Recently, Qianhai United Property & Casualty Insurance Co., Ltd. (hereinafter referred to as “Qianhai P&C”) held its second extraordinary shareholders’ meeting for 2026, where a proposal to change the registered capital and shareholders was unanimously approved.

According to statistics from Securities Daily, including Qianhai P&C, six insurance institutions such as Ping An Life Insurance Company of China, Dajia Property & Casualty Insurance Co., Ltd., and AXA Global Reinsurance (Shanghai) Co., Ltd. have advanced capital increases this year, involving a total scale of over 5 billion yuan.

Zhou Jin, partner at Tianzhi International Financial Industry Consulting, stated that the main reason for insurance companies’ capital increases is that, under the continuous decline of interest rates, the industry’s reserve for claims and solvency adequacy ratios are under constant pressure. Therefore, to maintain sufficient solvency levels to support business development, insurers need external capital injections, including shareholder capital increases and issuing capital supplement bonds.

At the same time, some insurers are also involved in changes to their equity structure during the capital increase process. For example, the proposal disclosed by Qianhai P&C shows that it plans to change both its registered capital and shareholders simultaneously.

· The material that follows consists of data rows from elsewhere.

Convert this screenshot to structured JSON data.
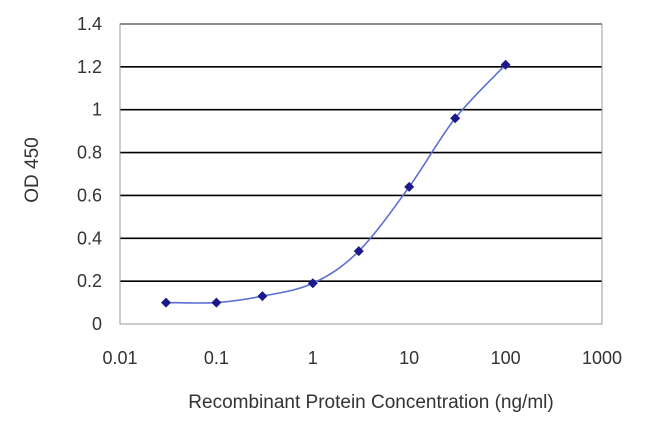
{
  "chart_data": {
    "type": "line",
    "title": "",
    "xlabel": "Recombinant Protein Concentration (ng/ml)",
    "ylabel": "OD 450",
    "x_scale": "log",
    "xlim": [
      0.01,
      1000
    ],
    "ylim": [
      0,
      1.4
    ],
    "x_ticks": [
      "0.01",
      "0.1",
      "1",
      "10",
      "100",
      "1000"
    ],
    "y_ticks": [
      "0",
      "0.2",
      "0.4",
      "0.6",
      "0.8",
      "1",
      "1.2",
      "1.4"
    ],
    "grid": "horizontal",
    "legend": "none",
    "series": [
      {
        "x": [
          0.03,
          0.1,
          0.3,
          1,
          3,
          10,
          30,
          100
        ],
        "y": [
          0.1,
          0.1,
          0.13,
          0.19,
          0.34,
          0.64,
          0.96,
          1.21
        ]
      }
    ],
    "colors": {
      "line": "#5a6fd6",
      "marker": "#1a1a8c",
      "grid": "#000000",
      "axis": "#999999"
    }
  }
}
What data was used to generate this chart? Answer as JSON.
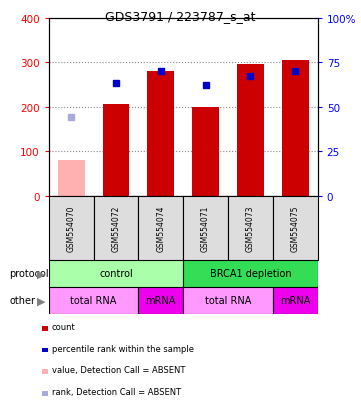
{
  "title": "GDS3791 / 223787_s_at",
  "samples": [
    "GSM554070",
    "GSM554072",
    "GSM554074",
    "GSM554071",
    "GSM554073",
    "GSM554075"
  ],
  "count_values": [
    null,
    205,
    280,
    200,
    295,
    305
  ],
  "count_absent": [
    80,
    null,
    null,
    null,
    null,
    null
  ],
  "rank_pct_values": [
    null,
    63,
    70,
    62,
    67,
    70
  ],
  "rank_pct_absent": [
    44,
    null,
    null,
    null,
    null,
    null
  ],
  "left_ylim": [
    0,
    400
  ],
  "right_ylim": [
    0,
    100
  ],
  "left_ticks": [
    0,
    100,
    200,
    300,
    400
  ],
  "right_ticks": [
    0,
    25,
    50,
    75,
    100
  ],
  "protocol_groups": [
    {
      "label": "control",
      "start": 0,
      "end": 3,
      "color": "#aaffaa"
    },
    {
      "label": "BRCA1 depletion",
      "start": 3,
      "end": 6,
      "color": "#33dd55"
    }
  ],
  "other_groups": [
    {
      "label": "total RNA",
      "start": 0,
      "end": 2,
      "color": "#ff99ff"
    },
    {
      "label": "mRNA",
      "start": 2,
      "end": 3,
      "color": "#ee00ee"
    },
    {
      "label": "total RNA",
      "start": 3,
      "end": 5,
      "color": "#ff99ff"
    },
    {
      "label": "mRNA",
      "start": 5,
      "end": 6,
      "color": "#ee00ee"
    }
  ],
  "bar_color_red": "#cc0000",
  "bar_color_pink": "#ffb0b0",
  "marker_color_blue": "#0000cc",
  "marker_color_lightblue": "#aaaadd",
  "legend_items": [
    {
      "color": "#cc0000",
      "label": "count"
    },
    {
      "color": "#0000cc",
      "label": "percentile rank within the sample"
    },
    {
      "color": "#ffb0b0",
      "label": "value, Detection Call = ABSENT"
    },
    {
      "color": "#aaaadd",
      "label": "rank, Detection Call = ABSENT"
    }
  ],
  "protocol_label": "protocol",
  "other_label": "other",
  "grid_color": "#888888",
  "sample_box_color": "#dddddd",
  "bar_width": 0.6
}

Regarding the impact of equity changes, Su Xiaotian, product manager at Beijing PaiPai Insurance Agency Co., Ltd. Shenzhen Branch, analyzed that equity changes have a dual effect on insurance operations: on one hand, transferring or introducing new shareholders without compensation helps optimize corporate governance, improve decision-making efficiency, and enhance risk resistance; on the other hand, adjustments to the equity structure often involve strategic reorientation, which may pose short-term challenges to operational stability. However, in the long run, rationalizing the capital structure will inject new momentum into the insurer’s development and promote high-quality, sustainable growth.

Zhou Jin also mentioned that the introduction of new investors and adjustments to the equity structure may lead to personnel appointments at the board and management level, as well as strategic adjustments.

Looking ahead, Su Xiaotian believes that, influenced by stricter solvency regulation requirements and the pressure on asset sides under low interest rates, the demand for capital replenishment among insurers will remain high, with channels becoming increasingly diversified and normalized. In addition to traditional direct shareholder capital increases, issuing perpetual bonds, subordinated bonds, or conducting equity financing (such as rights issues) through capital markets will become important trends. For listed and pre-listing insurers, the use of market-based financing methods will become more frequent. Meanwhile, capital replenishment will further differentiate: leading high-quality insurers and foreign institutions with specialized features will have smoother financing channels, while some small- and medium-sized insurers will face pressure to supplement capital. In the future, industry capital will accelerate toward institutions with core competitiveness, and capital optimization will drive high-quality business development.